If bias science is going to be useful outside the classroom, it has to show up then. That’s what Untilt tries to be. Not a coach, not a personality quiz, not an oracle that tells you what to do — true, in other words, to my refusal to prescribe. A map you consult just before you decide, and that lets you decide.
What’s inside
50 cognitive biases, 37 decision types, in English and French. Two ways in:
- Manual. You describe the situation, pick the decision type, and the app surfaces the biases most likely to apply — each with a description, scientific sources, and a few strategies for stepping back from it.
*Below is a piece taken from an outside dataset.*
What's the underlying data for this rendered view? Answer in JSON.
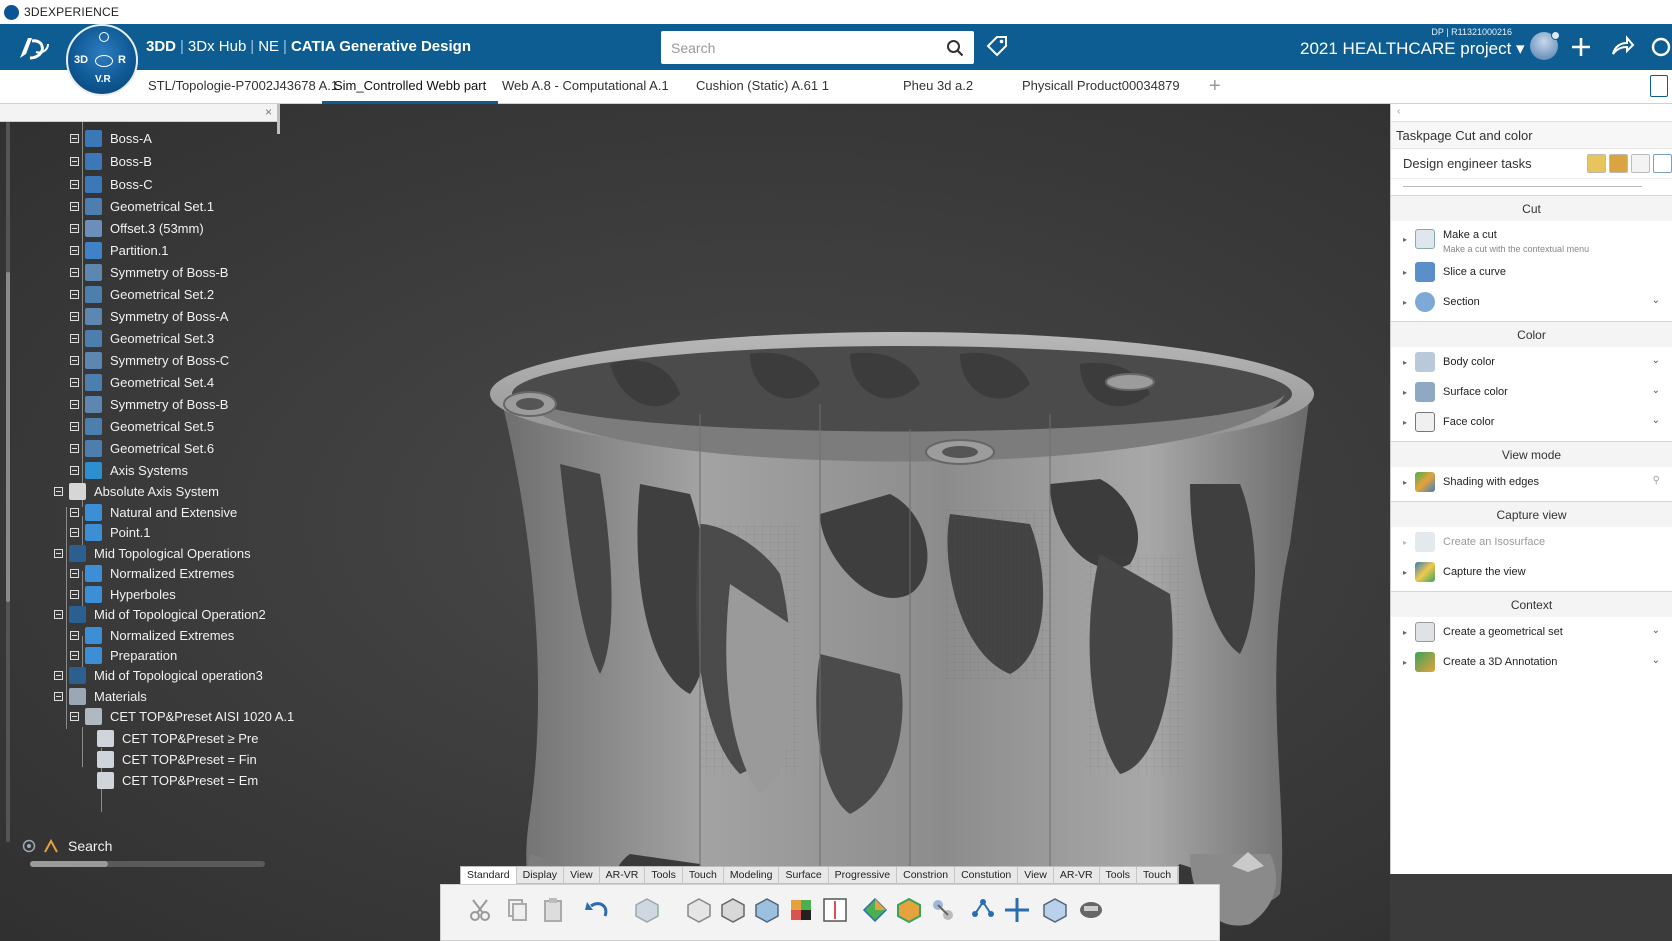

- AI-guided. You describe the situation in free language; a model call classifies it and proposes the likely biases — which then drop into the same mechanic as the manual path.
No account. No tracking cookies. The full knowledge base is bundled inside the app, with bilingual full-text search and references to the source papers for anyone who wants to check the work. The underlying move is the same as for everything I build: since I can create just about any application with AI, I make one whenever no service fits my need exactly.
P.S. — The map keeps growing. The bias × decision matrix was drafted mostly by Claude, from the scientific literature and the materials of my course; it expands in batches, whenever my Claude Max plan has room — a build detail that, along the way, changed how I work. It’s why the numbers feel both precise and provisional. And if you’ve read this far telling yourself you’d already put in enough time not to stop now — well, you now know what that’s called.